Major Asian stock benchmarks sank Monday after an effort by major oil producing nations to agree on production cuts failed over the weekend.
Japan’s Nikkei 225 stock index led the decline, dropping 3.3 percent to 16,286.02 as a rising yen and quake-related production halts added to investor worries. Hong Kong’s Hang Seng index lost 1.3 percent to 21,032.89 and the Shanghai Composite Index in mainland China shed 1.5 percent to 3,031.00. South Korea’s Kospi retreated 0.3 percent to 2,008.28, while Australia’s S&P/ASX 200 dipped 0.3 percent to 5,143.70. Taiwan’s benchmark also fell while indexes in Southeast Asia were mixed.
Oil prices rebounded slightly by midday in Asia after falling by nearly 7 percent after Iran stayed away from a weekend meeting in Qatar of 18 oil producing nations that had been expected to reach an accord on freezing production to support crude oil prices.
“Expectations for the talks to end with an agreement were high, and the lack of one damaged the credibility of future meetings to support the oil market,” Bernard Aw of IG said in a commentary.
“Asia is set for a negative start to the week, given this development. Commodities are expected to be beaten back today, and this would have consequences for equities, especially energy and material counters,” he said.
U.S. crude oil fell $1.89 to $38.47 a barrel in electronic trading on the New York Mercantile Exchange, down 4.7 percent. It sank to a low of $37.61 a barrel, down 6.8 percent before regaining some of that loss.
Brent crude oil, which is used to price international crude oil, fell $1.81 to $41.29 a barrel early Monday, down 4.2 percent. It tumbled 7 percent in earlier trading.
Oil-related stocks fell sharply, with China’s offshore oil and gas producer CNOOC and refiner Sinopec both down about 3 percent in Hong Kong while commodity shares such as Australian mining giant BHP Billiton lost 3.2 percent.
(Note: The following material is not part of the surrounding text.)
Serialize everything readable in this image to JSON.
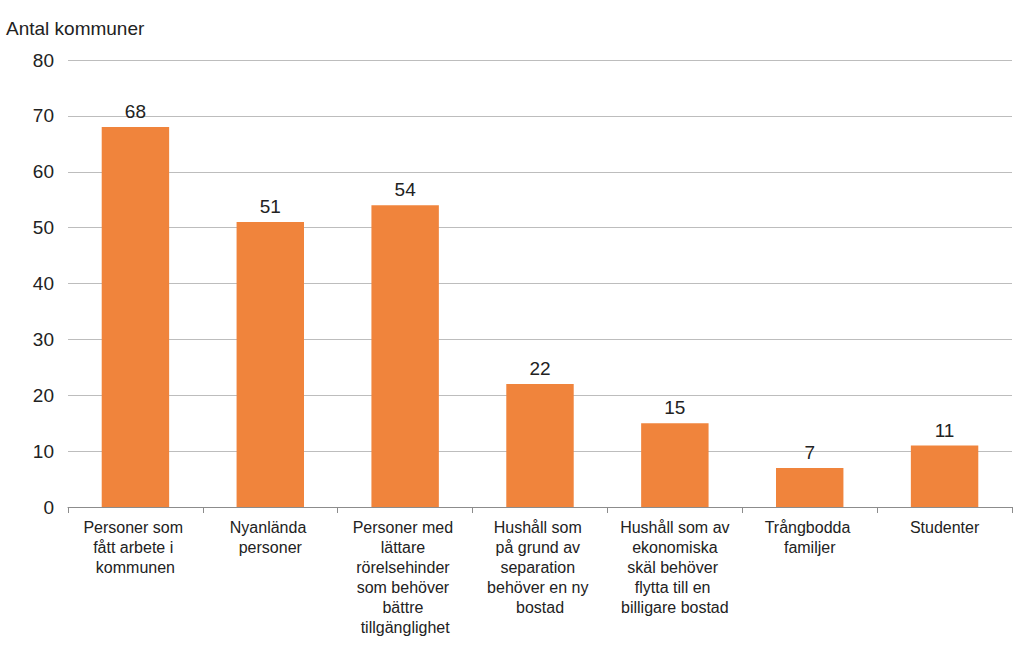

The slide in oil prices also dragged down currencies of resource-dependent countries. The Australian dollar fell 0.7 percent to 76.7 cents while the dollar rose 0.9 percent to 3.94 Malaysian ringgit.
“The collapse of the oil production freeze summit has caused a wave of selling across the commodity block currencies at today’s open,” Stephen Innes, senior trader at OANDA, said in a note to clients. “Traders will be closely monitoring oil prices and the knock-on effect on global equity markets. All of which should increase volatility and keep traders on the edge of their seats for most of the (Asia-Pacific) session.”
Oil prices hit a 12-year low in January, dipping under $30 a barrel, but had risen above $40 in recent days, buoyed by bullish talks surrounding the Doha meeting.
While the deal’s collapse sets a downbeat tone for the start of the trading week, investors will remain cautious as they await other news trickling out over the next few days for hints on the global economy’s health, including quarterly earnings, U.S. housing data and a European Central Bank meeting.
“People are just sitting on the sidelines still,” said Andrew Sullivan of Haitong Securities. “People are very wary of what they’re going to do with their money.”
Investor sentiment in Japan was also pressured as the yen hovered near its strongest level in 18 months crimping the outlook for the country’s exporters.
The dollar slipped 0.8 percent to 107.91 yen from 108.81. The euro was flat at $1.1282.
Major U.S. stock benchmarks ended Friday with small losses but were up for the week. The Dow Jones industrial average fell 0.2 percent to 17,897.46, the Standard & Poor’s 500 index lost 0.1 percent to 2,080.73 and the Nasdaq composite index dipped 0.2 percent to 4,938.22.